Comme à Saint-Spire, une fille en habit de religieuse scie le diable par le milieu du corps (voy. figure de la p. 104). Sur une autre stalle, des ours dansent aux sons d'une musette dans laquelle souffle un de leurs confrères.

L'abbé Barraud voit dans ces figures la personnification de l'orgueil, de la volupté, de l'amour de la table, de la haine et des plaisirs mondains. Pour moi, je viens de feuilleter une fois de plus les Tentations et les Diableries du prédécesseur de Breughel, Jérôme Bosch.

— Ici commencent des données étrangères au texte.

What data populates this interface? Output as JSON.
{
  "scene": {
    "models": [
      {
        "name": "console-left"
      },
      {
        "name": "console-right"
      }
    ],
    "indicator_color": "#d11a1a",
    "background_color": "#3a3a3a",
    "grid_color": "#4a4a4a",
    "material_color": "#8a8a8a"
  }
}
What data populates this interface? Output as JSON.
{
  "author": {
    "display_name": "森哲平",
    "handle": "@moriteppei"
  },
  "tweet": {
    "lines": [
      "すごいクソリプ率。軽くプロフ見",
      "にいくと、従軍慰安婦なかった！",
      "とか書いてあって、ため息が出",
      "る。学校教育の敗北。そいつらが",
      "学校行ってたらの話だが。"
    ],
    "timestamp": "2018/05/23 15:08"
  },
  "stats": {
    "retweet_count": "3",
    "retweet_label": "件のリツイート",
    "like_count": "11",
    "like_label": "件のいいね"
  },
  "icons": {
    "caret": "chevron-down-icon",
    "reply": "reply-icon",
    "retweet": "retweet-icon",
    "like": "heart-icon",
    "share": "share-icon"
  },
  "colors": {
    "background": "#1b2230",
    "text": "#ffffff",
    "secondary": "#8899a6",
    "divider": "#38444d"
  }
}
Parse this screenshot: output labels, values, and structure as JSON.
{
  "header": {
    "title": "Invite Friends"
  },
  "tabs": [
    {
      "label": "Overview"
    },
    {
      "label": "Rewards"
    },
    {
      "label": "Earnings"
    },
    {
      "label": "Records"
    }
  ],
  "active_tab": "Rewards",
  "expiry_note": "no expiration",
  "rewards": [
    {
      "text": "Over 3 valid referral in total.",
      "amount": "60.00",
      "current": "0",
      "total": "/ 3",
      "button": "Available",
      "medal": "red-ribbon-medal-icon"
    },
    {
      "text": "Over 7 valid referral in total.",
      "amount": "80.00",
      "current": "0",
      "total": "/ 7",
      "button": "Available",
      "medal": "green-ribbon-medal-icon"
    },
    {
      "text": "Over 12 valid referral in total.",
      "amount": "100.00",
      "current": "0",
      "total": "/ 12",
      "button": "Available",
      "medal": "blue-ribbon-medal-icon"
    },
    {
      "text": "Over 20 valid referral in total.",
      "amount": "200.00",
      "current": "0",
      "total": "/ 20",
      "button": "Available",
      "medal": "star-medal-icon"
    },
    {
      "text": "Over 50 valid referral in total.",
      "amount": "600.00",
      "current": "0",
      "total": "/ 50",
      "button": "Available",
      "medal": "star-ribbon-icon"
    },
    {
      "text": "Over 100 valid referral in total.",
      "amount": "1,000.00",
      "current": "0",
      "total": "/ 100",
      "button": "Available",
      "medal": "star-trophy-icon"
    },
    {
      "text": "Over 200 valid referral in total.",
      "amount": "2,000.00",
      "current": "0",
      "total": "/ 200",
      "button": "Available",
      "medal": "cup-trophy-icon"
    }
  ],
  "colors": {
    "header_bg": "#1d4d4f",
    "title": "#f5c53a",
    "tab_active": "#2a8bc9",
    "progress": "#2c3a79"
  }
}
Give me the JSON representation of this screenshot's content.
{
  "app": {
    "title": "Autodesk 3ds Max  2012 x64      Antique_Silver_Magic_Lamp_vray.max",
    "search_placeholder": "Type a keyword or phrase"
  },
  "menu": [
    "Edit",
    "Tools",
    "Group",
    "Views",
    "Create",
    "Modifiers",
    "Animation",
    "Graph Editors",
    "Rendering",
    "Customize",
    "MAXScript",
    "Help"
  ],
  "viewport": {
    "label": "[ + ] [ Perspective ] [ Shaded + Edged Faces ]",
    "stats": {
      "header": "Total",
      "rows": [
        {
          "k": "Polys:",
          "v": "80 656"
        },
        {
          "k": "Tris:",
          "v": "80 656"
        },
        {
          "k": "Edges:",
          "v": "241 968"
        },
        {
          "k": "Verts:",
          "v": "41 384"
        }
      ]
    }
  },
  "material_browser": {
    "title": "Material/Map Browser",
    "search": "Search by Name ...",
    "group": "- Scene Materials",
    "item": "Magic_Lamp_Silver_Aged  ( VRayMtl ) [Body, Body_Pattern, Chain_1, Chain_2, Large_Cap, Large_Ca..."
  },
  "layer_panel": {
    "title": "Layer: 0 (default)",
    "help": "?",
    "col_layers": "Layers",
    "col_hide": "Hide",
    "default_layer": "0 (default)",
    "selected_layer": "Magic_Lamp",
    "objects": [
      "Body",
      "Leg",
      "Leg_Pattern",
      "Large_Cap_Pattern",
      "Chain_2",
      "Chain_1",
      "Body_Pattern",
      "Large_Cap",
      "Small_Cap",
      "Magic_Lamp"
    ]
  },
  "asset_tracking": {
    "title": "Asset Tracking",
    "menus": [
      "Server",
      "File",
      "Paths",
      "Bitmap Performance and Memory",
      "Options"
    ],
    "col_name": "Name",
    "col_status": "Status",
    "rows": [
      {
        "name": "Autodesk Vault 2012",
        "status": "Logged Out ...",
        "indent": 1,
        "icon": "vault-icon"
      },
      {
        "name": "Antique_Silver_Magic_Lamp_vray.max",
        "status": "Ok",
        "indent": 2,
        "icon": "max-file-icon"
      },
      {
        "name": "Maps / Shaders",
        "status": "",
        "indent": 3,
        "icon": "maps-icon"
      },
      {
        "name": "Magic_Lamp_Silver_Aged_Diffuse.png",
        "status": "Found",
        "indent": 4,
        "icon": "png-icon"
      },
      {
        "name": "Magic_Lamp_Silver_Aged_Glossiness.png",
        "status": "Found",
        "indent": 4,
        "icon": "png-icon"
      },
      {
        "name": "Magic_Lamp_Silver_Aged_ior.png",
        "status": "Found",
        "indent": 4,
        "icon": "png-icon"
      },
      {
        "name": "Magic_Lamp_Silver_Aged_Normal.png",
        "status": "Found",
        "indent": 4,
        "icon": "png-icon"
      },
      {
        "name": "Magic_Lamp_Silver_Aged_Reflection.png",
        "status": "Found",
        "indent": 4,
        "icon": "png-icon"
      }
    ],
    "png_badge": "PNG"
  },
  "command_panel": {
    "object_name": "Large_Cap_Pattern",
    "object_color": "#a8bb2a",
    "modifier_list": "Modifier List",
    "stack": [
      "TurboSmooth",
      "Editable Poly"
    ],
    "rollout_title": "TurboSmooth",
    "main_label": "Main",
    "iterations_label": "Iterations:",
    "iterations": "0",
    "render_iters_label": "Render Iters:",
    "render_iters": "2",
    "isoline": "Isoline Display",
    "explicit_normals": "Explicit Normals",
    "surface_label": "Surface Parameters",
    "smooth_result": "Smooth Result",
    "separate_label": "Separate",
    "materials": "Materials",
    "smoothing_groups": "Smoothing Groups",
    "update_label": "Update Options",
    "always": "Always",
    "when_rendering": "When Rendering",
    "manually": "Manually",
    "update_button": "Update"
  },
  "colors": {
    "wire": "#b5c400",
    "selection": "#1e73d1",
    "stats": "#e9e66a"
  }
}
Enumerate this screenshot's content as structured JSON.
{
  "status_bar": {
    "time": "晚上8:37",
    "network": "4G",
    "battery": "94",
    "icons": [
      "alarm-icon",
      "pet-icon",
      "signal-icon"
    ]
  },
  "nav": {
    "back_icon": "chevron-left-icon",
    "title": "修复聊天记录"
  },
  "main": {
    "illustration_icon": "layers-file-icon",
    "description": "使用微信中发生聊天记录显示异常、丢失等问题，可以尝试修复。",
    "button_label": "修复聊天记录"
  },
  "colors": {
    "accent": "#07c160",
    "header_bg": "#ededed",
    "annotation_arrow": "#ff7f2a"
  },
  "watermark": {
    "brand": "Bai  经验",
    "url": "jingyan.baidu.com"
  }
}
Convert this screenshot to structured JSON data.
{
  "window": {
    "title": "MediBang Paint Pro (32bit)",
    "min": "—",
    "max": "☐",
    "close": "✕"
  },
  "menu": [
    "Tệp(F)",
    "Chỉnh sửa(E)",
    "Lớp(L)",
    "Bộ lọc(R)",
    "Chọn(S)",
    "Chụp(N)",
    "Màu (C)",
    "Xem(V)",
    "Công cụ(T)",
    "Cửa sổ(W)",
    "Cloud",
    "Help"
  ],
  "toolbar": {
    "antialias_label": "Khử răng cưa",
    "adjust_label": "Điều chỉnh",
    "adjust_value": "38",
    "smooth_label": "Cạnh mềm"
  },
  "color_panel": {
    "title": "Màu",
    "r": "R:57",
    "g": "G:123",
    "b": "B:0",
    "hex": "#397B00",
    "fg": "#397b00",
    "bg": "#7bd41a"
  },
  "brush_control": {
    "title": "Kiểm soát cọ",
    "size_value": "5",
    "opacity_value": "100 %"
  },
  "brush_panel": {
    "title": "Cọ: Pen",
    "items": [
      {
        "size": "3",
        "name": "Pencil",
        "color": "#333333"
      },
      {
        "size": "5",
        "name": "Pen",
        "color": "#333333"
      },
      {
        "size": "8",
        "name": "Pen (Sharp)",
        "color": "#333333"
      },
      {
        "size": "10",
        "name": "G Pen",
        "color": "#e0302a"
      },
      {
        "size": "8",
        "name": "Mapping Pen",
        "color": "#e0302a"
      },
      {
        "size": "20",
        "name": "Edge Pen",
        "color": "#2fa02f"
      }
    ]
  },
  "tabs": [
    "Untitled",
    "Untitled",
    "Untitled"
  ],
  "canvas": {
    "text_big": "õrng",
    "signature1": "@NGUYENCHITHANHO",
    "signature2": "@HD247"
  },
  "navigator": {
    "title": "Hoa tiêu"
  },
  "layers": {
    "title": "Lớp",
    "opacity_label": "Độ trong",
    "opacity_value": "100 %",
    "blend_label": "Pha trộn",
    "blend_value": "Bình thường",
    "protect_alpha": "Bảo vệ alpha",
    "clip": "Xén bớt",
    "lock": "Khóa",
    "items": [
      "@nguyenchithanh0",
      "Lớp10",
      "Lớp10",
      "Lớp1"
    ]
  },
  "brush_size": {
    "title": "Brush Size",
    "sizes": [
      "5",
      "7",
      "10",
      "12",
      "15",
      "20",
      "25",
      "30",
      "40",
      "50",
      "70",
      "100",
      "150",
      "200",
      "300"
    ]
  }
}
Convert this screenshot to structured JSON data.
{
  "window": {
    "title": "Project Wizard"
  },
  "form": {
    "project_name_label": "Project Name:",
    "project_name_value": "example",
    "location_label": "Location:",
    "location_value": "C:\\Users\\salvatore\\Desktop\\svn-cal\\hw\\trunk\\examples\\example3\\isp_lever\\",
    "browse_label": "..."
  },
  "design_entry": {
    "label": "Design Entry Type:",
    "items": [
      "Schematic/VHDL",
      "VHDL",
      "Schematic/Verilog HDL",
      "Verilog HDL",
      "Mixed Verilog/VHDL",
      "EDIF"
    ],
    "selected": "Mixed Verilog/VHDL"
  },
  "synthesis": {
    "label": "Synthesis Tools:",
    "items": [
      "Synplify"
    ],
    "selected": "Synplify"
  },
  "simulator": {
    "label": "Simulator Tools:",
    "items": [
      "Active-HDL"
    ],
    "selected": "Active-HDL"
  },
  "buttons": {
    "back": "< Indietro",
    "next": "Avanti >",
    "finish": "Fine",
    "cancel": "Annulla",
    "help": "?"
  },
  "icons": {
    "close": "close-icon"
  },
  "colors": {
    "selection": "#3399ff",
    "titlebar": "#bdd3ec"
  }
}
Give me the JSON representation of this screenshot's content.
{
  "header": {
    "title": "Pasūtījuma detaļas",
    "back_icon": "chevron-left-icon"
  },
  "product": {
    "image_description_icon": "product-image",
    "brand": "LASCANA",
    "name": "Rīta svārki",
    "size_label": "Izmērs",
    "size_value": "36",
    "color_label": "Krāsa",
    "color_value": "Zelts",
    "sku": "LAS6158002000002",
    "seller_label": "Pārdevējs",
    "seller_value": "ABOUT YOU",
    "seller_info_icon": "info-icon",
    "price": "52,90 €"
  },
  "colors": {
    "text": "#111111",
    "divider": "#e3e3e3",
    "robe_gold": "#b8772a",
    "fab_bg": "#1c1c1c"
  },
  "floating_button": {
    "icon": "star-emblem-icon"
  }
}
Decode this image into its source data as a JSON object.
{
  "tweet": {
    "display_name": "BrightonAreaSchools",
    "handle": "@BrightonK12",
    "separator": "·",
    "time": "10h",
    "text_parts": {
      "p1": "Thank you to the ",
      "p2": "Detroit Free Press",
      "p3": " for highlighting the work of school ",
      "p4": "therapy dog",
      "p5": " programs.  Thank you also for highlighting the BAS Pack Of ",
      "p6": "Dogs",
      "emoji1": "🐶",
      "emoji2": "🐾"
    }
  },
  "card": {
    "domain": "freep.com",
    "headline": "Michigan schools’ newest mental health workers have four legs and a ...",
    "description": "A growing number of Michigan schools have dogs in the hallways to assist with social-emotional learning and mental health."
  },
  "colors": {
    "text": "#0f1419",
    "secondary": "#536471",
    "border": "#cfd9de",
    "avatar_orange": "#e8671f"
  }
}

Les compositions du vieux maître, populaires au quinzième siècle, semblent l'alphabet dans lequel étudièrent les imagiers.

L'application à un motif déterminé n'apparaît réellement que dans les deux créations qui émurent le moyen âge et la renaissance, c'est-à-dire le Roman de Renart et la Folie telle qu'elle ressort des œuvres de Brandt et d'Érasme.

Habituellement, côte à côte des figures bibliques et profanes, on remarque sur ces stalles des têtes de fous à bonnets ornés de grelots; des évêques mitrés se mêlent sur les accoudoirs à des animaux, des singes, des figures grotesques. Certains archéologues regardent ces singuliers assemblages comme des allusions aux vices du clergé; le comte de Soultrait pense, et je suis de son avis, que ces représentations sont un souvenir des Fêtes de fous[70]. La plupart du temps, de petites figurines ou des bustes rappellent la mère-sotte ou quelque personnage de ces cérémonies burlesques.